Tuesday, August 21st, 2007...14:48

O português ao volante é infalível

Jump to Comments

“Ninguém com cabeça discute a necessidade de impor limites [de velocidade dentro das cidades], mas é indispensável que tenham tino”, escreve João Miguel Tavares hoje no DN. Ok. Resta saber o que é ”ter tino” nesta questão. Diz JMT que ”se é para obrigar a andar a 50 em autênticas auto-estradas mais valia não ter inventado o automóvel”, mas parece-me que uma melhor conclusão seria “…então assuma-se que foi um erro construí-las e no futuro pense-se melhor sobre o que queremos de uma cidade”. Eduardo Pitta explica.  

4 Comments

  • O Eduardo Pitta refere zonas que contrariam o que diz o JMT. Mas há outras - troços entre cruz quebrada e alcântara, e a recta que vai do lux à expo- onde os radares são absurdos: é simplesmente impossível andar a cinquenta sem uma grande ginástica automobilistica.

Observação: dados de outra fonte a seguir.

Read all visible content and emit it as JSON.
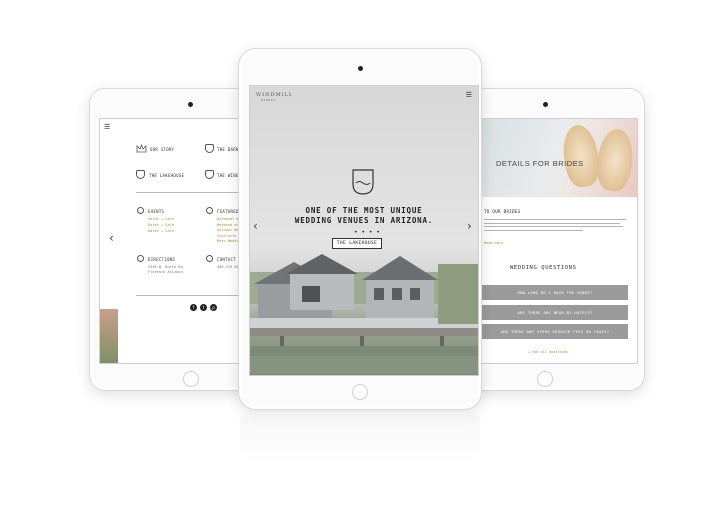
{
  "brand": {
    "logo": "WINDMILL",
    "logo_sub": "WINERY"
  },
  "left_screen": {
    "nav": [
      {
        "label": "OUR STORY",
        "icon": "crown-icon"
      },
      {
        "label": "THE BARN",
        "icon": "barn-crest-icon"
      },
      {
        "label": "THE LAKEHOUSE",
        "icon": "lakehouse-crest-icon"
      },
      {
        "label": "THE WINER",
        "icon": "winery-crest-icon"
      }
    ],
    "events": {
      "label": "EVENTS",
      "rows": [
        "Dates + Sale",
        "Dates + Sale",
        "Dates + Sale"
      ]
    },
    "featured": {
      "label": "FEATURED",
      "rows": [
        "Dardenal We",
        "Weekend an",
        "Outdoor Wed",
        "Charlotte an",
        "Barn Weddin"
      ]
    },
    "directions": {
      "label": "DIRECTIONS",
      "rows": [
        "3340 W. Butte Rd",
        "Florence Arizona"
      ]
    },
    "contact": {
      "label": "CONTACT",
      "rows": [
        "480.319.985"
      ]
    },
    "social": [
      "f",
      "t",
      "p"
    ]
  },
  "center_screen": {
    "headline_line1": "ONE OF THE MOST UNIQUE",
    "headline_line2": "WEDDING VENUES IN ARIZONA.",
    "dots": "• • • •",
    "cta": "THE LAKEHOUSE",
    "prev": "‹",
    "next": "›"
  },
  "right_screen": {
    "hero_title": "DETAILS FOR BRIDES",
    "sub": "TO OUR BRIDES",
    "link": "Read more",
    "section_title": "WEDDING QUESTIONS",
    "questions": [
      "HOW LONG DO I HAVE THE VENUE?",
      "ARE THERE ANY NEAR-BY HOTELS?",
      "ARE THERE ANY OTHER SERVICE FEES OR TAXES?"
    ],
    "more": "+ See all questions"
  },
  "colors": {
    "gold": "#a7904a",
    "question_bar": "#9b9b9b"
  }
}
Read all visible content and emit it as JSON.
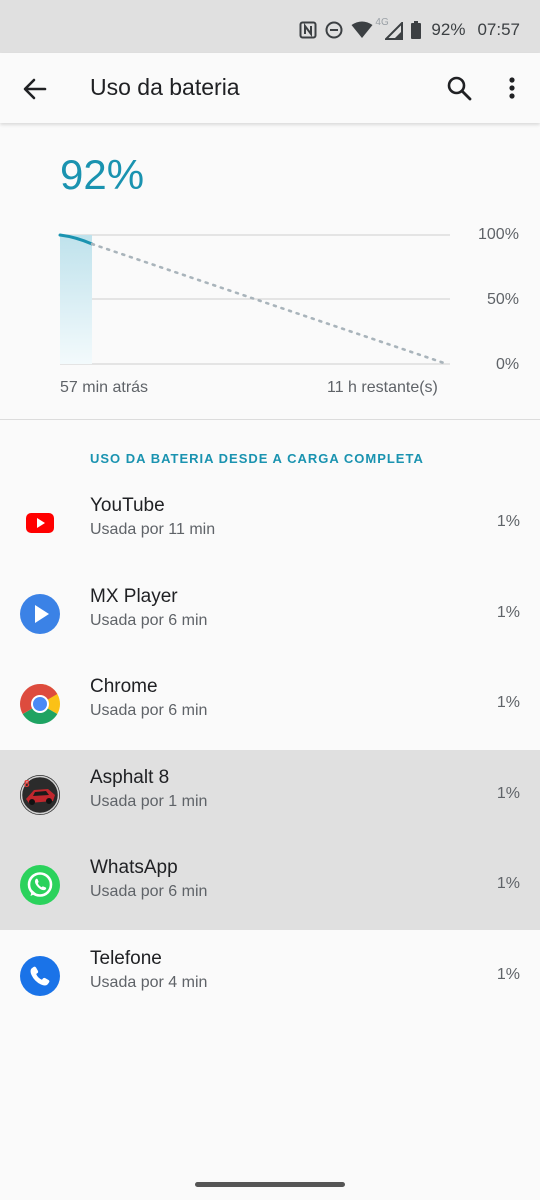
{
  "status_bar": {
    "battery_percent": "92%",
    "time": "07:57",
    "network": "4G",
    "icons": [
      "nfc-icon",
      "do-not-disturb-icon",
      "wifi-icon",
      "signal-icon",
      "battery-icon"
    ]
  },
  "toolbar": {
    "title": "Uso da bateria",
    "icons": [
      "back-arrow-icon",
      "search-icon",
      "more-vert-icon"
    ]
  },
  "summary": {
    "battery_level": "92%",
    "accent_color": "#1a93b0",
    "chart_labels": {
      "start": "57 min atrás",
      "end": "11 h restante(s)",
      "y_ticks": [
        "100%",
        "50%",
        "0%"
      ]
    }
  },
  "usage_section": {
    "title": "USO DA BATERIA DESDE A CARGA COMPLETA",
    "apps": [
      {
        "name": "YouTube",
        "usage": "Usada por 11 min",
        "percent": "1%",
        "icon": "youtube-icon"
      },
      {
        "name": "MX Player",
        "usage": "Usada por 6 min",
        "percent": "1%",
        "icon": "mx-player-icon"
      },
      {
        "name": "Chrome",
        "usage": "Usada por 6 min",
        "percent": "1%",
        "icon": "chrome-icon"
      },
      {
        "name": "Asphalt 8",
        "usage": "Usada por 1 min",
        "percent": "1%",
        "icon": "asphalt-8-icon"
      },
      {
        "name": "WhatsApp",
        "usage": "Usada por 6 min",
        "percent": "1%",
        "icon": "whatsapp-icon"
      },
      {
        "name": "Telefone",
        "usage": "Usada por 4 min",
        "percent": "1%",
        "icon": "phone-icon"
      }
    ]
  }
}
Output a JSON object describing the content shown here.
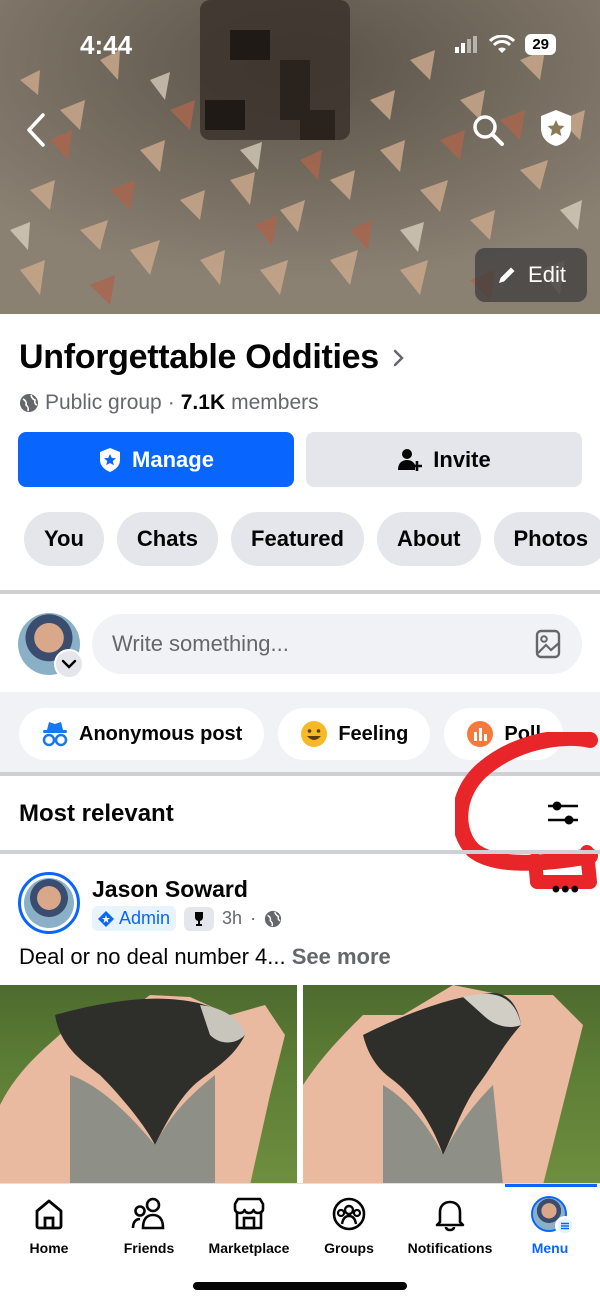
{
  "status": {
    "time": "4:44",
    "battery": "29"
  },
  "cover": {
    "edit_label": "Edit"
  },
  "group": {
    "name": "Unforgettable Oddities",
    "privacy": "Public group",
    "separator": "·",
    "member_count": "7.1K",
    "members_label": "members"
  },
  "actions": {
    "manage": "Manage",
    "invite": "Invite"
  },
  "tabs": [
    "You",
    "Chats",
    "Featured",
    "About",
    "Photos"
  ],
  "composer": {
    "placeholder": "Write something..."
  },
  "quick_actions": [
    "Anonymous post",
    "Feeling",
    "Poll"
  ],
  "feed": {
    "sort_label": "Most relevant"
  },
  "post": {
    "author": "Jason Soward",
    "badge": "Admin",
    "time": "3h",
    "separator": "·",
    "text": "Deal or no deal number 4...",
    "see_more": "See more",
    "more": "•••"
  },
  "bottom_nav": [
    {
      "label": "Home",
      "icon": "home-icon"
    },
    {
      "label": "Friends",
      "icon": "friends-icon"
    },
    {
      "label": "Marketplace",
      "icon": "marketplace-icon"
    },
    {
      "label": "Groups",
      "icon": "groups-icon"
    },
    {
      "label": "Notifications",
      "icon": "bell-icon"
    },
    {
      "label": "Menu",
      "icon": "avatar-menu-icon"
    }
  ],
  "colors": {
    "accent": "#0866ff",
    "chip_bg": "#e4e6eb",
    "muted_text": "#65676b",
    "annotation": "#e8262a"
  }
}
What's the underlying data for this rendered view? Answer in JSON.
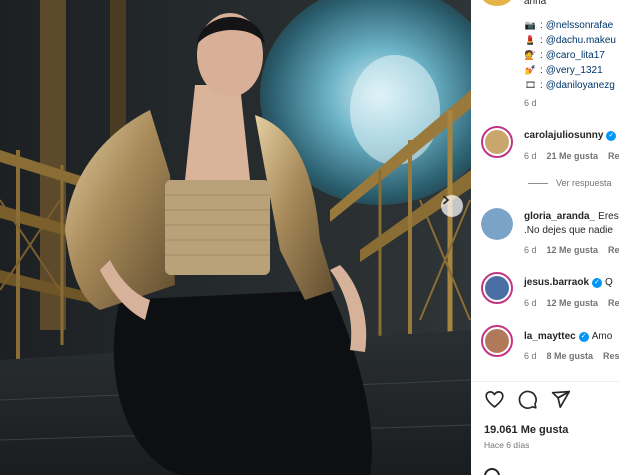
{
  "post": {
    "next_icon": "chevron-right-icon"
  },
  "caption": {
    "partial_top": "arina",
    "tags": [
      {
        "icon": "camera-icon",
        "emoji": "📷",
        "handle": "@nelssonrafae"
      },
      {
        "icon": "lipstick-icon",
        "emoji": "💄",
        "handle": "@dachu.makeu"
      },
      {
        "icon": "hairdresser-icon",
        "emoji": "💇",
        "handle": "@caro_lita17"
      },
      {
        "icon": "nails-icon",
        "emoji": "💅",
        "handle": "@very_1321"
      },
      {
        "icon": "film-icon",
        "emoji": "🎞",
        "handle": "@daniloyanezg"
      }
    ],
    "time": "6 d"
  },
  "comments": [
    {
      "username": "carolajuliosunny",
      "verified": true,
      "text": "",
      "second_line": "",
      "time": "6 d",
      "likes": "21 Me gusta",
      "reply": "Re",
      "avatar_color": "#c9a66b"
    },
    {
      "username": "gloria_aranda_",
      "verified": false,
      "text": "Eres",
      "second_line": ".No dejes que nadie",
      "time": "6 d",
      "likes": "12 Me gusta",
      "reply": "Re",
      "avatar_color": "#7aa3c7"
    },
    {
      "username": "jesus.barraok",
      "verified": true,
      "text": "Q",
      "second_line": "",
      "time": "6 d",
      "likes": "12 Me gusta",
      "reply": "Re",
      "avatar_color": "#4a6fa5"
    },
    {
      "username": "la_mayttec",
      "verified": true,
      "text": "Amo",
      "second_line": "",
      "time": "6 d",
      "likes": "8 Me gusta",
      "reply": "Res",
      "avatar_color": "#b07a5a"
    }
  ],
  "view_replies": "Ver respuesta",
  "actions": {
    "like_icon": "heart-icon",
    "comment_icon": "comment-icon",
    "share_icon": "send-icon"
  },
  "likes_count": "19.061 Me gusta",
  "posted": "Hace 6 días",
  "colors": {
    "link": "#00376b",
    "muted": "#737373",
    "verified": "#0095f6",
    "story_ring": "#c13584"
  }
}
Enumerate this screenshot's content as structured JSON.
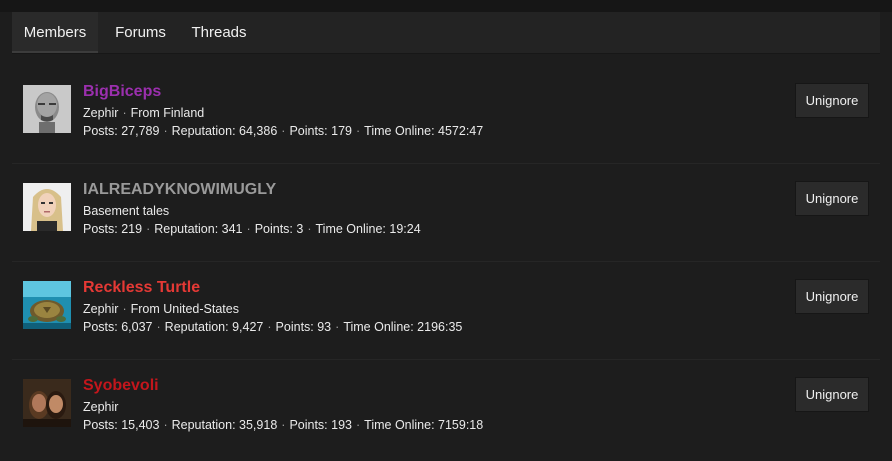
{
  "tabs": {
    "members": "Members",
    "forums": "Forums",
    "threads": "Threads"
  },
  "button_label": "Unignore",
  "members": [
    {
      "name": "BigBiceps",
      "name_color": "#9b2fae",
      "info": [
        "Zephir",
        "From Finland"
      ],
      "stats": [
        "Posts: 27,789",
        "Reputation: 64,386",
        "Points: 179",
        "Time Online: 4572:47"
      ]
    },
    {
      "name": "IALREADYKNOWIMUGLY",
      "name_color": "#9a9a9a",
      "info": [
        "Basement tales"
      ],
      "stats": [
        "Posts: 219",
        "Reputation: 341",
        "Points: 3",
        "Time Online: 19:24"
      ]
    },
    {
      "name": "Reckless Turtle",
      "name_color": "#e53935",
      "info": [
        "Zephir",
        "From United-States"
      ],
      "stats": [
        "Posts: 6,037",
        "Reputation: 9,427",
        "Points: 93",
        "Time Online: 2196:35"
      ]
    },
    {
      "name": "Syobevoli",
      "name_color": "#c4161c",
      "info": [
        "Zephir"
      ],
      "stats": [
        "Posts: 15,403",
        "Reputation: 35,918",
        "Points: 193",
        "Time Online: 7159:18"
      ]
    }
  ]
}
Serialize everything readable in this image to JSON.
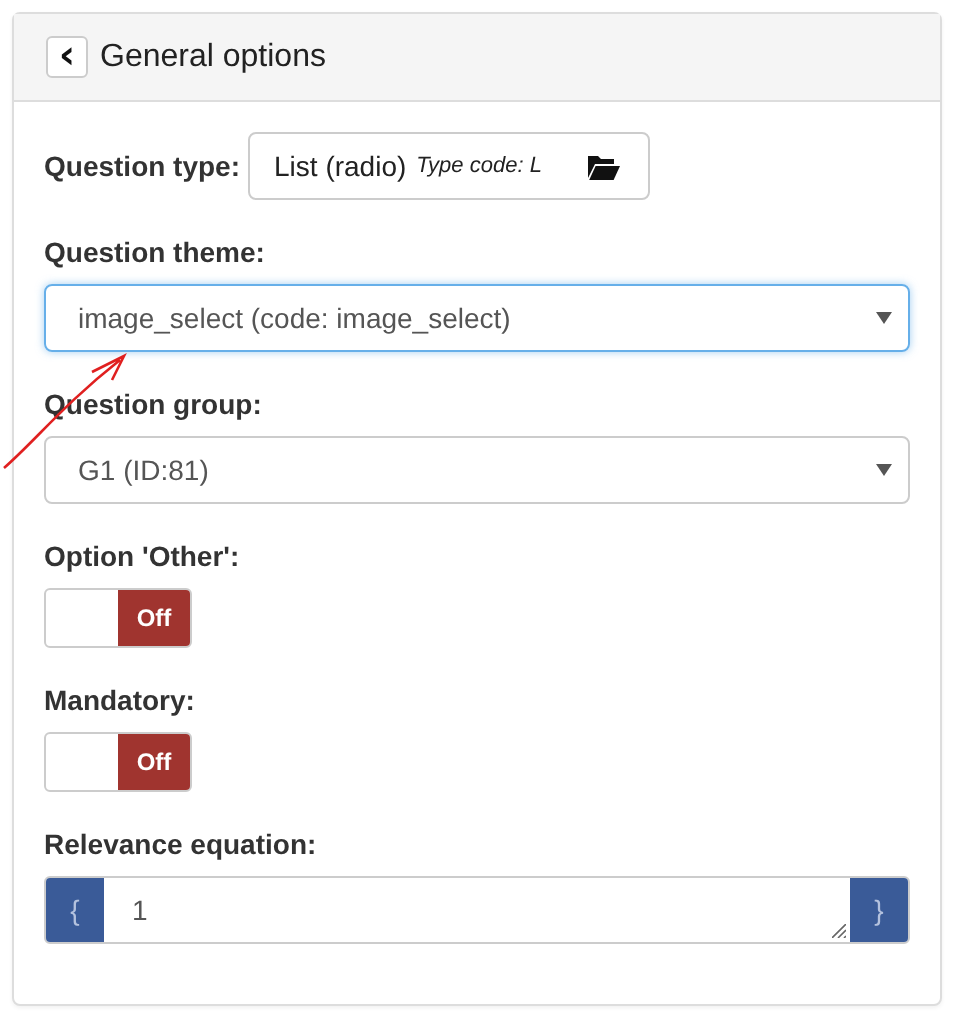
{
  "panel": {
    "title": "General options",
    "back_icon": "‹"
  },
  "fields": [
    {
      "kind": "type",
      "label": "Question type:",
      "value": "List (radio)",
      "hint": "Type code: L"
    },
    {
      "kind": "select",
      "label": "Question theme:",
      "value": "image_select (code: image_select)",
      "focused": true
    },
    {
      "kind": "select",
      "label": "Question group:",
      "value": "G1 (ID:81)",
      "focused": false
    },
    {
      "kind": "toggle",
      "label": "Option 'Other':",
      "on": false,
      "state_text": "Off"
    },
    {
      "kind": "toggle",
      "label": "Mandatory:",
      "on": false,
      "state_text": "Off"
    },
    {
      "kind": "equation",
      "label": "Relevance equation:",
      "value": "1",
      "open_brace": "{",
      "close_brace": "}"
    }
  ]
}
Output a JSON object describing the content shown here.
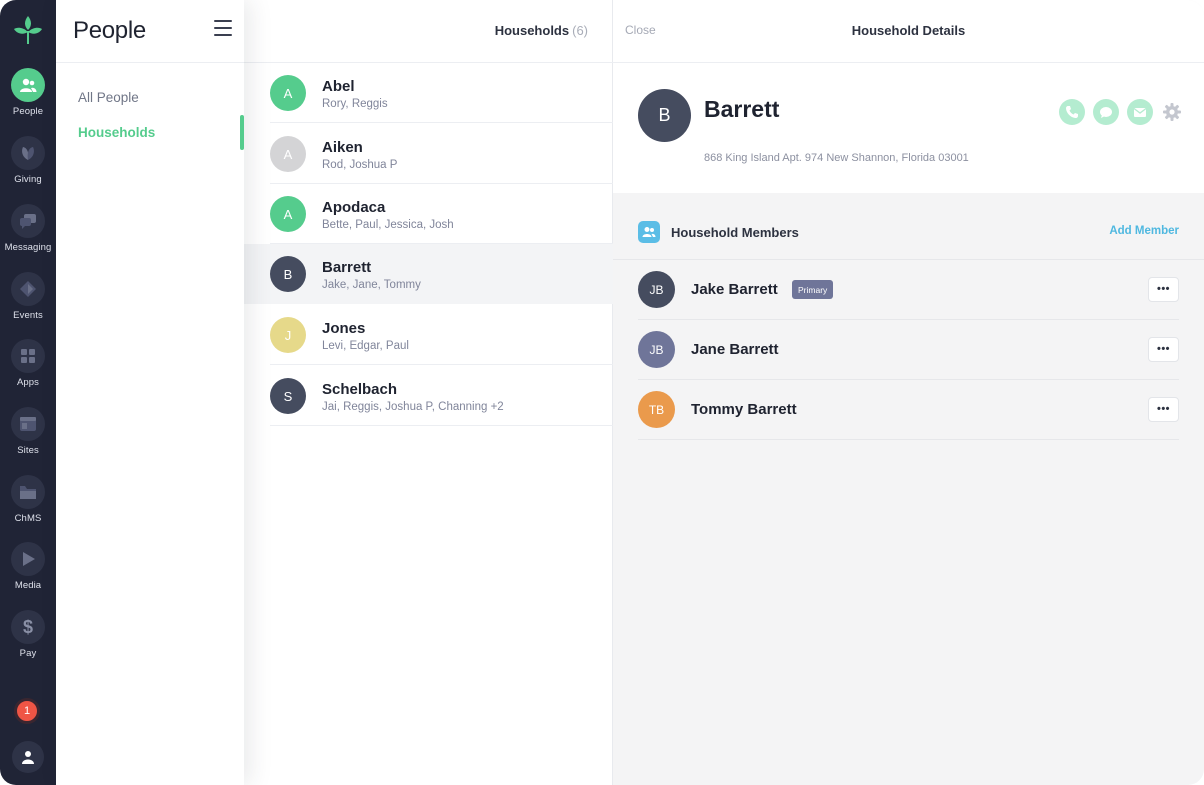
{
  "rail": {
    "items": [
      {
        "label": "People",
        "icon": "people-icon",
        "active": true
      },
      {
        "label": "Giving",
        "icon": "leaf-icon"
      },
      {
        "label": "Messaging",
        "icon": "chat-icon"
      },
      {
        "label": "Events",
        "icon": "events-icon"
      },
      {
        "label": "Apps",
        "icon": "apps-grid-icon"
      },
      {
        "label": "Sites",
        "icon": "sites-icon"
      },
      {
        "label": "ChMS",
        "icon": "folder-icon"
      },
      {
        "label": "Media",
        "icon": "play-icon"
      },
      {
        "label": "Pay",
        "icon": "dollar-icon"
      }
    ],
    "notification_count": "1"
  },
  "secnav": {
    "title": "People",
    "links": [
      {
        "label": "All People",
        "active": false
      },
      {
        "label": "Households",
        "active": true
      }
    ]
  },
  "list": {
    "title": "Households",
    "count": "(6)",
    "households": [
      {
        "initial": "A",
        "name": "Abel",
        "members": "Rory, Reggis",
        "color": "#55cc8d"
      },
      {
        "initial": "A",
        "name": "Aiken",
        "members": "Rod, Joshua P",
        "color": "#d4d4d6"
      },
      {
        "initial": "A",
        "name": "Apodaca",
        "members": "Bette, Paul, Jessica, Josh",
        "color": "#55cc8d"
      },
      {
        "initial": "B",
        "name": "Barrett",
        "members": "Jake, Jane, Tommy",
        "color": "#454c5f",
        "selected": true
      },
      {
        "initial": "J",
        "name": "Jones",
        "members": "Levi, Edgar, Paul",
        "color": "#e6d98a"
      },
      {
        "initial": "S",
        "name": "Schelbach",
        "members": "Jai, Reggis, Joshua P, Channing +2",
        "color": "#454c5f"
      }
    ]
  },
  "details": {
    "close_label": "Close",
    "title": "Household Details",
    "household": {
      "initial": "B",
      "name": "Barrett",
      "address": "868 King Island Apt. 974 New Shannon, Florida 03001"
    },
    "members_title": "Household Members",
    "add_member_label": "Add Member",
    "primary_label": "Primary",
    "more_label": "•••",
    "members": [
      {
        "initials": "JB",
        "name": "Jake Barrett",
        "primary": true,
        "color": "#454c5f"
      },
      {
        "initials": "JB",
        "name": "Jane Barrett",
        "primary": false,
        "color": "#6f7599"
      },
      {
        "initials": "TB",
        "name": "Tommy Barrett",
        "primary": false,
        "color": "#ea9a4c"
      }
    ]
  },
  "colors": {
    "accent": "#55cc8d",
    "rail_bg": "#202436",
    "link_blue": "#4fb8e0"
  }
}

  • A Av. Infante D. Henrique, a Av. do Brasil e a Av. da India, entre algumas outras, sao avenidas excepcionais, porque esta em zonas de muito pouca circulacao. As duas ultimas so’ sao atravessaveis atraves de pontes pedonais. As auto-estradas “dentro” das cidades e’ que fazem pouco sentido. Temos uma cidade onde os carros tem um papel exagerado, e a segunda citacao que faco de JMT ilustra como ele parte, a meu ver, de uma premissa (no caso, apresentada como conclusao de um argumento) errada.

  • O problema é que JMT (e muitos automobilistas portugueses) identifica toda e qualquer rua que tenha duas faixas em cada sentido como sendo uma auto-estrada.

    Ora, uma rua que tem duas faixas em cada sentido pode ser isso mesmo: uma rua. Com pessoas que vivem e andam ao lado dela e que, ocasionalmente, podem precisar de a atravessar.

    Infelizmente, para muitos automobilistas portugueses, os peões não contam. Trata-se de seres primitivos e pobres, que não têm dinheiro para comprar um automóvel, ou então que têm o mau-gosto de não utilizarem o automóvel que têm. Seres desprezíveis e sem valor.

    No universo mental dos automobilistas portugueses, só contam os outros automobilistas. Logo, se uma rua tem duas faixas em cada sentido, ela é uma auto-estrada. O facto de haver peões que frequentam essa rua é perfeitamente irrelevante, tal como os próprios peões o são.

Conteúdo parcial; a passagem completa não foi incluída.